Image source: Getty Images.
What management had to say
Jeff Ajer, executive vice president and chief commercial officer, noted the potential for more stable revenue from Brazil: "In addition to continued organic growth across global markets, significant contributions from the Brazilian Minister of Health support our bullish outlook. Specifically, the Ministry of Health has recently published their intent to purchase approximately $95 million of Naglazyme combined with Vimizim over the next 12 months, the majority of which we anticipate to record in the second half of 2019."
BioMarin's chairman and CEO, Jean-Jacques Bienaime, pointed out that Palynziq should pick up in the second half of the year because it takes "four to six months for most of the patients to get to steady-state maintenance regimen, which is the one that generates some significant revenues in around $200,000 per patient per year. And now, we're getting to our state where a lot of patients that we enrolled in Q4 of last year, Q1 of this year targeting their steady state and are going to start generating some pretty significant revenues for the balance of the year."
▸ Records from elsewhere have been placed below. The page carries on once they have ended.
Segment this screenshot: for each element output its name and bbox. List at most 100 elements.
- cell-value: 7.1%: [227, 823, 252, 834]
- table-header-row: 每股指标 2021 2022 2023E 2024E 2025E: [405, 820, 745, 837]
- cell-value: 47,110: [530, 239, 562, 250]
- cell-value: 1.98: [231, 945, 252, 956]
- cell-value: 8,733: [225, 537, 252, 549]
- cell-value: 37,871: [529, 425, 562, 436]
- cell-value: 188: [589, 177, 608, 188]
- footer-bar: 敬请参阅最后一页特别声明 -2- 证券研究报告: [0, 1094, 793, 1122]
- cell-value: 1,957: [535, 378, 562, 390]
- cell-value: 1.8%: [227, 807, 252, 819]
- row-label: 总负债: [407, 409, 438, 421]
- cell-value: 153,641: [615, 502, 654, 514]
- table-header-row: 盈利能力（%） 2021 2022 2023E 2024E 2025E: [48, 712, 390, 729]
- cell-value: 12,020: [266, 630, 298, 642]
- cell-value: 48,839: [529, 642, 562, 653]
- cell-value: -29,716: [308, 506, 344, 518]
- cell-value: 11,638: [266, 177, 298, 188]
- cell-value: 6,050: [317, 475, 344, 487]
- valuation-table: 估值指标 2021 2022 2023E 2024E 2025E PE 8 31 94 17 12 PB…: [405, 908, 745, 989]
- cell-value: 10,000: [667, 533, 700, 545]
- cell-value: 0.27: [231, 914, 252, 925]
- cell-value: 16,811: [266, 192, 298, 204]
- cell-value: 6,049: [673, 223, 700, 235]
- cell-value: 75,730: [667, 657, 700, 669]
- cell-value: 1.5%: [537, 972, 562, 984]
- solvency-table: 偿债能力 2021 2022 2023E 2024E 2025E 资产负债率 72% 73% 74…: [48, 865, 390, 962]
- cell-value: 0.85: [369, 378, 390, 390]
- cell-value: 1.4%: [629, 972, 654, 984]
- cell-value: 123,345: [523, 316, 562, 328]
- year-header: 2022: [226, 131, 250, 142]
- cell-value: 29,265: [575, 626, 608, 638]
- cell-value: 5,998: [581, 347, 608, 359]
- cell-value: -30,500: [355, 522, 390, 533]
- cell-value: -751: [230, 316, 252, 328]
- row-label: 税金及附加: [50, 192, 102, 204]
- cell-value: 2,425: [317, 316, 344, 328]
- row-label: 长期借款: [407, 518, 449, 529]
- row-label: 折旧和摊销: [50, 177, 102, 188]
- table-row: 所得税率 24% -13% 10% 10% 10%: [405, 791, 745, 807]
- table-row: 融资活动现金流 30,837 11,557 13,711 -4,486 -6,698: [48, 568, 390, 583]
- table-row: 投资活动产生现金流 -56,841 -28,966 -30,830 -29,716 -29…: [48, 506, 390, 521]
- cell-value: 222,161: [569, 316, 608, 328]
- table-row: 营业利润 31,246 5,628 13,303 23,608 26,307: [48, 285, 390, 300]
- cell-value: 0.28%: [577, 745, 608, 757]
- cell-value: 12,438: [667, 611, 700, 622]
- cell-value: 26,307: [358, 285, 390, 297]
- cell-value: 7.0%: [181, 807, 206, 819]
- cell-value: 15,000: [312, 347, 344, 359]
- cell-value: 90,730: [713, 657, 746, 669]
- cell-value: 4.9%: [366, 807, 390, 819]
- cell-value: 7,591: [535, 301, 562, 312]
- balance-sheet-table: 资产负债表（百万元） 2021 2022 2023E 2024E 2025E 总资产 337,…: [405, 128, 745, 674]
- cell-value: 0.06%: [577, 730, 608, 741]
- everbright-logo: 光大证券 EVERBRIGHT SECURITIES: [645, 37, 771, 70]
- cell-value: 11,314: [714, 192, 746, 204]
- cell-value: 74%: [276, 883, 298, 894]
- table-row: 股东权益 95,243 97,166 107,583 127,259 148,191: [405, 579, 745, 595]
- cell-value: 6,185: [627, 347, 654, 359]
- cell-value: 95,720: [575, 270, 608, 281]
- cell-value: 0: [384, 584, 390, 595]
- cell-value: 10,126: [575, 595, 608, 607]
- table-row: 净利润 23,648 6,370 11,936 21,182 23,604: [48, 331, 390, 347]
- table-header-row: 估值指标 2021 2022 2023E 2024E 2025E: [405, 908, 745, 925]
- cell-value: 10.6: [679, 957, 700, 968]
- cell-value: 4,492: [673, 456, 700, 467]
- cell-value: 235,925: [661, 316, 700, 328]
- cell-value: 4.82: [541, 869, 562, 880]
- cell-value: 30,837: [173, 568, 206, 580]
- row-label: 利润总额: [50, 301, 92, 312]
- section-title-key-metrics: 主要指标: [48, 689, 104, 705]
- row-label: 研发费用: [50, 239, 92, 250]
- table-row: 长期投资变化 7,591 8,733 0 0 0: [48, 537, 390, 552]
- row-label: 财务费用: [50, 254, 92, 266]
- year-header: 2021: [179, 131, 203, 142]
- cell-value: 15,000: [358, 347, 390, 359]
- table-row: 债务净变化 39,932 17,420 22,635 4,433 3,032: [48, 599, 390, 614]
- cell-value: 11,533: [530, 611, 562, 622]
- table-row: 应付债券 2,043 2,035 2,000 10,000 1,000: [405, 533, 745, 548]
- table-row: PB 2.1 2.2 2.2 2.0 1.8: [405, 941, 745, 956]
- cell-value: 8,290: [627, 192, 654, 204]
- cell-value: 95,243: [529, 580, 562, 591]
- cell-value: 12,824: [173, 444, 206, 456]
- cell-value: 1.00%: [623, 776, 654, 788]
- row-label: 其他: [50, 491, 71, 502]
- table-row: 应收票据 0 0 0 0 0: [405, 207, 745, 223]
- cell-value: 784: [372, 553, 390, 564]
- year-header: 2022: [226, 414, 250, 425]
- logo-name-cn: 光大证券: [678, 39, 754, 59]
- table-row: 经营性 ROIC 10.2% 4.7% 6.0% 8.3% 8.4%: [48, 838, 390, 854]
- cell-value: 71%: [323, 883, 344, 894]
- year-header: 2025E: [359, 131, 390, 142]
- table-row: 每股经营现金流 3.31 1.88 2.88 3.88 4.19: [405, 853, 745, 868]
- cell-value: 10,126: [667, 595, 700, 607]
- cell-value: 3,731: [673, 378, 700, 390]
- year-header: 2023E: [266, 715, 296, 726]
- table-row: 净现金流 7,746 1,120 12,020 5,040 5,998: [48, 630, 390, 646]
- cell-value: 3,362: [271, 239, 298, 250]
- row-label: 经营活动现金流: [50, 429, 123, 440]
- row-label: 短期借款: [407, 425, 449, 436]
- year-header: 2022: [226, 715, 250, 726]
Management is sticking with its 2019 revenue guidance of $1.68 billion to $1.75 billion, which will produce a net loss as reported under generally accepted accounting principles (GAAP) of $45 million to $85 million, although on an adjusted (non-GAAP) basis, BioMarin expects to bring in an income of $130 million to $170 million.
The next growth driver for the company is valoctocogene roxaparvovec (valrox), a gene therapy for hemophilia, which should be submitted to the FDA and European regulators in the fourth quarter, setting up an approval and launch next year.
Looking a little further ahead, the phase 3 program for vosoritide as a treatment for achondroplasia, a genetic disorder that results in dwarfism, is scheduled to read out at the end of this year or the beginning of next year with a potential FDA approval in 2021.